Number of titles in collection: 1,501 [up 4]
Of which DVDs: 1,144 [up 2]
Of which Blu-rays: 357 [up 2]
Number of discs in collection: 3,743 [up 4]
Number of films in collection: 1,544 [up 6]
Number of TV episodes in collection: 5,689 [no change]
Number of short films in collection: 370 [no change]
So, as mentioned, here are those new numbers.
We begin with ones you know: that I now own 1,501 titles with a grand total of 3,743 discs. That's an average of 2.494 discs per title -- slightly higher than last time's 2.367, but not by much. Box sets and multiple-discs-for-single-films are only slightly more prevalent, then.
Last time I listed my eight largest individual sets. This time it will be nine, because there are three tied at seventh place; plus one drops out, so there's only two new ones here: the complete Lost on Blu-ray (36) and The Sopranos (30). The others remain Angel (30), Babylon 5 with Crusade and TV movies (41), The Bergman Collection (30), Buffy the Vampire Slayer (39), Farscape (42), The West Wing (44) and The X-Files (59). If we take eight of them (ignoring one of the three 30s), these 0.53% of my titles make up 8.58% of my discs -- it might sound a lot, but it's nothing like as big as last time.
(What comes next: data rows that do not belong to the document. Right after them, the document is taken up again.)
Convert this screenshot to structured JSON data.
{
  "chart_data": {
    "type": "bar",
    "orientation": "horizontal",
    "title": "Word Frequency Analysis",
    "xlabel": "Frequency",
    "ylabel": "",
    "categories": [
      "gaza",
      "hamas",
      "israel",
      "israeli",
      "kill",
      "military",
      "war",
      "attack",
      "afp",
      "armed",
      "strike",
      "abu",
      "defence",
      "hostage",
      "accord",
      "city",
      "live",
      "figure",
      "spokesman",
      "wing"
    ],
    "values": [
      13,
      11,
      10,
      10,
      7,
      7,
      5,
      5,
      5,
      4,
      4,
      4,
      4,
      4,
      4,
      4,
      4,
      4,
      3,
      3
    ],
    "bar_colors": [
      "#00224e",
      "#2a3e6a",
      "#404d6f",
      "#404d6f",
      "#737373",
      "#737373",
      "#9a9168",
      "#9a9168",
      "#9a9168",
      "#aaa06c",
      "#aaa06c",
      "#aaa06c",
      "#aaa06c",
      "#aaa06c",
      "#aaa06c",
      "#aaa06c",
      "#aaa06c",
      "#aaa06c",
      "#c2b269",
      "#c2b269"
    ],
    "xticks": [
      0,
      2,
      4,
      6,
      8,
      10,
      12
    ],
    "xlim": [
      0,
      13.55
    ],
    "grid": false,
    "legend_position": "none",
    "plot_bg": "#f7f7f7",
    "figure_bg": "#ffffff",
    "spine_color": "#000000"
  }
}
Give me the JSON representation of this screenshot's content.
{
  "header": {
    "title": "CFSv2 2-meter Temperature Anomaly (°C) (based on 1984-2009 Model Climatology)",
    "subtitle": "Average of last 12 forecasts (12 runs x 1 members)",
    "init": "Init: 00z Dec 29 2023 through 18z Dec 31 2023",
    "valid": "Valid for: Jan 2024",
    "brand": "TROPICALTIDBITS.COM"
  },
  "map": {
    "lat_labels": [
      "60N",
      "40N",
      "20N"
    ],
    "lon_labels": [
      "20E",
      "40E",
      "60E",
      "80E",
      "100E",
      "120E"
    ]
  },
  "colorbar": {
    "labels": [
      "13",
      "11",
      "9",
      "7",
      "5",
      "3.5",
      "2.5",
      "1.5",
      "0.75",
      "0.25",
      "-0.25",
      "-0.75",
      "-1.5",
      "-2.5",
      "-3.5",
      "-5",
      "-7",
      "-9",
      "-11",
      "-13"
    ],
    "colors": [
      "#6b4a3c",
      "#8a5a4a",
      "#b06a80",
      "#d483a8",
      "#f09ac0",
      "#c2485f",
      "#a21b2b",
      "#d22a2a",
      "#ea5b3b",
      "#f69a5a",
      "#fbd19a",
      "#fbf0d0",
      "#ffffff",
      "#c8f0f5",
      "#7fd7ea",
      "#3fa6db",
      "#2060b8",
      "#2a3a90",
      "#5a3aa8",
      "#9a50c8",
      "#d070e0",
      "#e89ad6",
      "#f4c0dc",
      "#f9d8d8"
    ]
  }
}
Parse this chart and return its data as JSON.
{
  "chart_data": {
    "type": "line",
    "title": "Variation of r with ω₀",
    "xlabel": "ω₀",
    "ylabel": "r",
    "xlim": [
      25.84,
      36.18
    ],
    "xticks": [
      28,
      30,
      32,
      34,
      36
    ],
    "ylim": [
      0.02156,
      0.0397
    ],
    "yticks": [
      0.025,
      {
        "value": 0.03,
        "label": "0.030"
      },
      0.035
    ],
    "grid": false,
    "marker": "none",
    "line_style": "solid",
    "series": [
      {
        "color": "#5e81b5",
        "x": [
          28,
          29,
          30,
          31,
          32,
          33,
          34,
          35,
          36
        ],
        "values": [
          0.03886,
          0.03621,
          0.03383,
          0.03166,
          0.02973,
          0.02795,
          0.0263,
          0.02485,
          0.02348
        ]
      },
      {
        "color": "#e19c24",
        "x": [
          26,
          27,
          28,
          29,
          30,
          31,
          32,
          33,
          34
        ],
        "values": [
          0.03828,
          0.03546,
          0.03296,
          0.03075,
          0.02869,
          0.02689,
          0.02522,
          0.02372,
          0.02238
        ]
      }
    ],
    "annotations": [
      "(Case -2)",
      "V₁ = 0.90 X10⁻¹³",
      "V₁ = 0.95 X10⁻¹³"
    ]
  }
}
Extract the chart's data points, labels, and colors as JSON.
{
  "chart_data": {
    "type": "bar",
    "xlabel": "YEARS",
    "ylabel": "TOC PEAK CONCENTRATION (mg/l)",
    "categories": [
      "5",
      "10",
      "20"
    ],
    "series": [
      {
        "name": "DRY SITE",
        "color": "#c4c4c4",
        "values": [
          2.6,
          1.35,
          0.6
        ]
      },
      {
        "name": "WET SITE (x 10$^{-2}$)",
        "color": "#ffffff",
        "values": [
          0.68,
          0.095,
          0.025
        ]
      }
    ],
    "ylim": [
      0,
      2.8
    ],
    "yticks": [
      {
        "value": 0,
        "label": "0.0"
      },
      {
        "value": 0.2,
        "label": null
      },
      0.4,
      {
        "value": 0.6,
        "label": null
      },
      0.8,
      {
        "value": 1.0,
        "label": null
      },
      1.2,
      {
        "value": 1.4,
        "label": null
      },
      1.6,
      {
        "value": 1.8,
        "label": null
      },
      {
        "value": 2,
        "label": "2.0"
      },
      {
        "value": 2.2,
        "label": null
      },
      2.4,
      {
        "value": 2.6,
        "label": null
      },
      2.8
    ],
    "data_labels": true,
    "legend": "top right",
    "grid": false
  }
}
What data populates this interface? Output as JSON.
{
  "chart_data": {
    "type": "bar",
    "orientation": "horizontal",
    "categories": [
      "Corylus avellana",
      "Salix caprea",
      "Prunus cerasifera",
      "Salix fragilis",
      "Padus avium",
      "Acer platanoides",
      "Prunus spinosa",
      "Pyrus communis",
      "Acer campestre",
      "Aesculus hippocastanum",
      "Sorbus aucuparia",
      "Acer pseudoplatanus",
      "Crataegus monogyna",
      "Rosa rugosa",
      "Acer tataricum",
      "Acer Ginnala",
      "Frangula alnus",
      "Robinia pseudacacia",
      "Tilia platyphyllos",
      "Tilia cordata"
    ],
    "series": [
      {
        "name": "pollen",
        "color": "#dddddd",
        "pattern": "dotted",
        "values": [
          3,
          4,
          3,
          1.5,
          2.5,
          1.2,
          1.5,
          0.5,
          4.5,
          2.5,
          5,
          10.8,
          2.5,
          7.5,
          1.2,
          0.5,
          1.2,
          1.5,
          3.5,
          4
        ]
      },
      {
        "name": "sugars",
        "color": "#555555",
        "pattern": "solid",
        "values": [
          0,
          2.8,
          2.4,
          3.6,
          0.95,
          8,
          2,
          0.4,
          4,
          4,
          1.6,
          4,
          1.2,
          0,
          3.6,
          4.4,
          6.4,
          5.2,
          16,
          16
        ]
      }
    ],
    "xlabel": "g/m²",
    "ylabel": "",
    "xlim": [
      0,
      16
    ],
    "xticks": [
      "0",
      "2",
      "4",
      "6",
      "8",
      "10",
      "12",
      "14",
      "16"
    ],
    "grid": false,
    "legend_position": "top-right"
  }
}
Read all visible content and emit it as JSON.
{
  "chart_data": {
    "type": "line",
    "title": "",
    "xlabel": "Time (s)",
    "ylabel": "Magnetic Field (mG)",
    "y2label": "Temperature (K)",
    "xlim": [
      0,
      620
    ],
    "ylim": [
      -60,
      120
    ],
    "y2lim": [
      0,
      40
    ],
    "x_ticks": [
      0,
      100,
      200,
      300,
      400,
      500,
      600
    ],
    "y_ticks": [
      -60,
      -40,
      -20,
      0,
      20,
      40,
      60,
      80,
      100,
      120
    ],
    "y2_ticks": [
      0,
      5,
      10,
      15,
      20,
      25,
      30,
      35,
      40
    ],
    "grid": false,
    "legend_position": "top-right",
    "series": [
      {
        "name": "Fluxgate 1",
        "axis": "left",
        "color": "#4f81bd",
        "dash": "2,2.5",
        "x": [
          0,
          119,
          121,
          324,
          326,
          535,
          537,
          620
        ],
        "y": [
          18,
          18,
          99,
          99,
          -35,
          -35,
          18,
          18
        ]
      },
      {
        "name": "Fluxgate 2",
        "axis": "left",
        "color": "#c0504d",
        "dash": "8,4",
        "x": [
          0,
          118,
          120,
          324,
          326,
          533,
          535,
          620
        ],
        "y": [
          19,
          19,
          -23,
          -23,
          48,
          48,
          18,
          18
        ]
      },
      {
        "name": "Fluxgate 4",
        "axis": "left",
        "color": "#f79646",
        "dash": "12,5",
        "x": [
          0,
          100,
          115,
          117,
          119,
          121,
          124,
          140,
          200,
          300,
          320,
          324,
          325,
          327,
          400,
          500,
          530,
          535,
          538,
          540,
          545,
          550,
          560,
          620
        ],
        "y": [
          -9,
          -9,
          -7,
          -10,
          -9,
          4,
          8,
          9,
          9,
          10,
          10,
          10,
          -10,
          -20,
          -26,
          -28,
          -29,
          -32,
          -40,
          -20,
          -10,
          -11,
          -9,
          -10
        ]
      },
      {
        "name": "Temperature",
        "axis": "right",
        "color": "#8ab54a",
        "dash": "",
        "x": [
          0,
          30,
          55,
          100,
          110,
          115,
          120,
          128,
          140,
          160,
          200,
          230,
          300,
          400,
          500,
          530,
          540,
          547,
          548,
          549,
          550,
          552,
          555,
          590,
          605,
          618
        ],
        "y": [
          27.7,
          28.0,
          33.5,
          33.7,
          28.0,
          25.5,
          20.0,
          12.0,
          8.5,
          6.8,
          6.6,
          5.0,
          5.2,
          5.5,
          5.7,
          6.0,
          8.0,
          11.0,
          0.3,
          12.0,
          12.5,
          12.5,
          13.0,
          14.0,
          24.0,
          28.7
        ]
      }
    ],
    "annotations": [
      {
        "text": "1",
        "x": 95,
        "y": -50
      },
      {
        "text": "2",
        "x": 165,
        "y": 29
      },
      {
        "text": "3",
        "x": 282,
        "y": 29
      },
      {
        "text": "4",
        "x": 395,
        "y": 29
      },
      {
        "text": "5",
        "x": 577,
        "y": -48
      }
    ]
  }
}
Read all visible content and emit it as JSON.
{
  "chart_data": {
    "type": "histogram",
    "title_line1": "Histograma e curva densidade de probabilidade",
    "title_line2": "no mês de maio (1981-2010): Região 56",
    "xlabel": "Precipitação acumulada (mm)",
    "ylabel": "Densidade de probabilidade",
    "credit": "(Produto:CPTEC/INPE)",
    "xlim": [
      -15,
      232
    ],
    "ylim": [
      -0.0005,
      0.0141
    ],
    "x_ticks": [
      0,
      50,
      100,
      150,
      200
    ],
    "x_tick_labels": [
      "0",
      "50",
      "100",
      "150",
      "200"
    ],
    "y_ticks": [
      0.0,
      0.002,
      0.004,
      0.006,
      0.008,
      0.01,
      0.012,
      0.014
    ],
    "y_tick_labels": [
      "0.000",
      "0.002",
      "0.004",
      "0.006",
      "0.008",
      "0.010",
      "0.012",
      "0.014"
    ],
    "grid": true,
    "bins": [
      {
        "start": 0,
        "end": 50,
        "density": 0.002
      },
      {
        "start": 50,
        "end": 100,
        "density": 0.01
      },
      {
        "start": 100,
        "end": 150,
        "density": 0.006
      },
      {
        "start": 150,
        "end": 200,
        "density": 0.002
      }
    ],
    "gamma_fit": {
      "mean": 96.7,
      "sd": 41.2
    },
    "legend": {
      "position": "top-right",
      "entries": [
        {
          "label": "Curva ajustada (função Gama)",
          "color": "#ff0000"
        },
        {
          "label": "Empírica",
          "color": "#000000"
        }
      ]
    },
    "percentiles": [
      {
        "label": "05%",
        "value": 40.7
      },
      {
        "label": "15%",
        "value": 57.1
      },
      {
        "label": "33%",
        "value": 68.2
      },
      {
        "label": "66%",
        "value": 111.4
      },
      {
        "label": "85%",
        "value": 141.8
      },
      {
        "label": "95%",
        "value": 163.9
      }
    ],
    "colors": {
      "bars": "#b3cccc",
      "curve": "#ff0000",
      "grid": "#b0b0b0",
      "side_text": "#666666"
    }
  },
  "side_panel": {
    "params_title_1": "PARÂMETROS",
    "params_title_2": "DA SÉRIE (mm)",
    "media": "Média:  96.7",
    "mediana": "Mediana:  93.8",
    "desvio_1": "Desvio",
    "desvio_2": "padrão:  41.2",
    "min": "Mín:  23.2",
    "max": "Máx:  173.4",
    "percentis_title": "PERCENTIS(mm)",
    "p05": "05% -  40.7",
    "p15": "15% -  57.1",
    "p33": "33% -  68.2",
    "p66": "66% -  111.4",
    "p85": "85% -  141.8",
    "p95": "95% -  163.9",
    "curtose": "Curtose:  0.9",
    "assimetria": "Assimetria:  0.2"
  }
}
A fairer way to look at it might be to again take the top 1%-ish of titles and see how many discs they contribute -- I imagine that's what I was going for last time, and why I did the top eight sets rather than ten. Last time that single percentile accounted for 17.5% of my discs; now it's 13.2%. Clearly I've not bought so many huge box sets in the past few years... though come Christmas the ginormous Harry Potter set will kick things up a little further.
What about the spread of decades -- do I own many films? Last time the largest part of my collection was the then-present '00s, at a massive 52%; now, it's 46.8%. It's nice that I've spread things around a bit more, but then since then we've changed decade -- the last three years are the '10s (obviously). They've already contributed 7.3%, which together with the '00s makes 54.1%... but that's covering 13 years, not last time's 10, so it's all a bit scruffy. Either way, the '00s are already in fifth place -- ahead are the '90s at 13.99% (formerly 20.6%), the '80s at 9.2% (formerly 10.2%), and the '70s at 7.9% (formerly 7%). It's interesting that the proportion of '70s films has grown as my collection doubled -- wouldn't've called that one.
I imagine some of the other slides are due to the '00s diluting the waters, and maybe earlier decades bulking up. The 1890s and 1900s weren't present last time, though they account for a grand total of 0.1998%; the '10s increase marginally, from 0.2% to 0.3%, while the '20s are more significant, up from 0.6% to 1.67%. The remaining decades all see their percentage share increase too: the '30s up to 1.87% (from 1.3%), the '40s to 2.07% (from 1.6%), the '50s to 2.47% (from 1.3%), and the '60s to 5.66% (from 5%). I guess this general spread of increases accounts for the drops elsewhere -- I've clearly bought primarily new releases and a lot of older titles, and not so many from the '90s and '80s. So there you have it.
I've at this point noted how arbitrary many of the remaining stats are -- even more so than those decades. Maybe that's why I skipped them last time.
I will take a look at the ever-popular running time, though. Last time that came to 118 days, 18 hours and 55 minutes. Now, it's 271 days, 23 hours and 41 minutes. the number of titles has (just over) doubled, but the running time has clearly much more than -- closer to two-and-a-half times as big, actually. Box sets, I guess.